Had Huckabee been elected President in 2008 – he was the frontrunner at one point – and re-elected in 2012, he would have stood at the podium at the White House from where President Obama spoke to a stunned nation on Friday.  But would comfort from a President Huckabee have settled upon the shell-shocked, distraught families of the victims or would blame have rained on them for not forcing the local school board to force the kids of Newtown into prayers clubs?

I cannot even begin to fathom what would have driven Adam Lanza to commit the incomprehensible.  And neither can I understand the likes of Huckabee whose view of God is so vengeful and small.  All of us have sinned, but I doubt God punishes people who do not pray to Him/Her on a daily basis.  Huckabee imagines a God who punishes youngsters for the presumed constitutional transgressions of their parents.  Huckabee cheapens God.  He cheapens children who had not yet reached the age of reason.  For some, Santa Claus had more immediate meaning; and most of them could not even have known what prayer is.

 

I am so much against guns but I also know that the cat is out of the bag.  You cannot put the potential evil of 200 million firearms back into pre-molten steel.  And I am also aware that people have to defend themselves, much like the Constitution must be defended. But I am also aware of how dangerous men and women who think like Huckabee are.  To be so mindlessly callous towards shattered parents and lost families, their souls flayed by pain, who are searching for an explanation – any reason, any hint – as to why this abomination would happen is itself an abomination.
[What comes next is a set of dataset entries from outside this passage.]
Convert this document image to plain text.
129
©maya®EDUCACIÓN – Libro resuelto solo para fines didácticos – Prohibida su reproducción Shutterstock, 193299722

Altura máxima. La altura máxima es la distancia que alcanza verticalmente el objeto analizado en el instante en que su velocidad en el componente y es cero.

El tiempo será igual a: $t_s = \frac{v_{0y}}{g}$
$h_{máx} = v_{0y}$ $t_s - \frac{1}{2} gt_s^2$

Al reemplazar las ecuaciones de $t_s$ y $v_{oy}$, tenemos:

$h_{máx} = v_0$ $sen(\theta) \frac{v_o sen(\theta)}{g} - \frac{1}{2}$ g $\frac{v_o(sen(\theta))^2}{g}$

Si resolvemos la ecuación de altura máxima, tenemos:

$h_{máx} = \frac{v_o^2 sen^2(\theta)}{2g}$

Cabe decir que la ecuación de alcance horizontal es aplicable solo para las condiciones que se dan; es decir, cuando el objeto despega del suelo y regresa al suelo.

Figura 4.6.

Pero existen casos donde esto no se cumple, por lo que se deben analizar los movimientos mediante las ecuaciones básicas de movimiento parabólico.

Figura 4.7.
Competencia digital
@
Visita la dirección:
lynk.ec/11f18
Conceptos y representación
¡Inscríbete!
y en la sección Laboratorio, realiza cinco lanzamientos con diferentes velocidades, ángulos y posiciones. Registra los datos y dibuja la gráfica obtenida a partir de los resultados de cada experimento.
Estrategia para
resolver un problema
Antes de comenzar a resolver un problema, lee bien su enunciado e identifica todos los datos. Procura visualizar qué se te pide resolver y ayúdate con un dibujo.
A woman I know in a high public setting was offended one day when I interrupted her daily biblical reading.  She had sensed that I have little patience for people who ostentatiously make their religiosity a public brand.  “Don’t you know, Jesse, that God is a jealous God?” Seldom at a loss for words, I could not respond to someone whose concept of God is so narrow as to be offensive, well, to God.  Still, all of us must define our relationship with God, so her feelings are as real and as justified as anyone’s.  Huckabee’s comments, however, give currency to the argument that religion today and the Republican party have been hijacked by the self-centered few at a time when the nation needs nationwide consensus to solve its fiscal and social problems, including how to deal with the blood-madness that guns have loosed upon the land.

From a tactical perspective, Huckabee’s comments will be heard by moderate and independent and female voters who might not have wanted to vote Democratic last month but were left no choice by an equally self-centered and overly religious Republican nominee.  These critical middle-of-the-road and independent voters shopping for their sons and daughters and grandkids or smaller brothers and sisters for Christmas almost certainly will have Connecticut on their minds – but surely with a different sensitivity than Mike Huckabee’s.  Upon hearing Huckabee last week, they probably do not regret voting the way they did.

And I bet they will be less willing to listen to this gruesome, heartless right-wing babble in the future.

Jesse Treviño is the former editorial page editor of The Austin American-Statesman.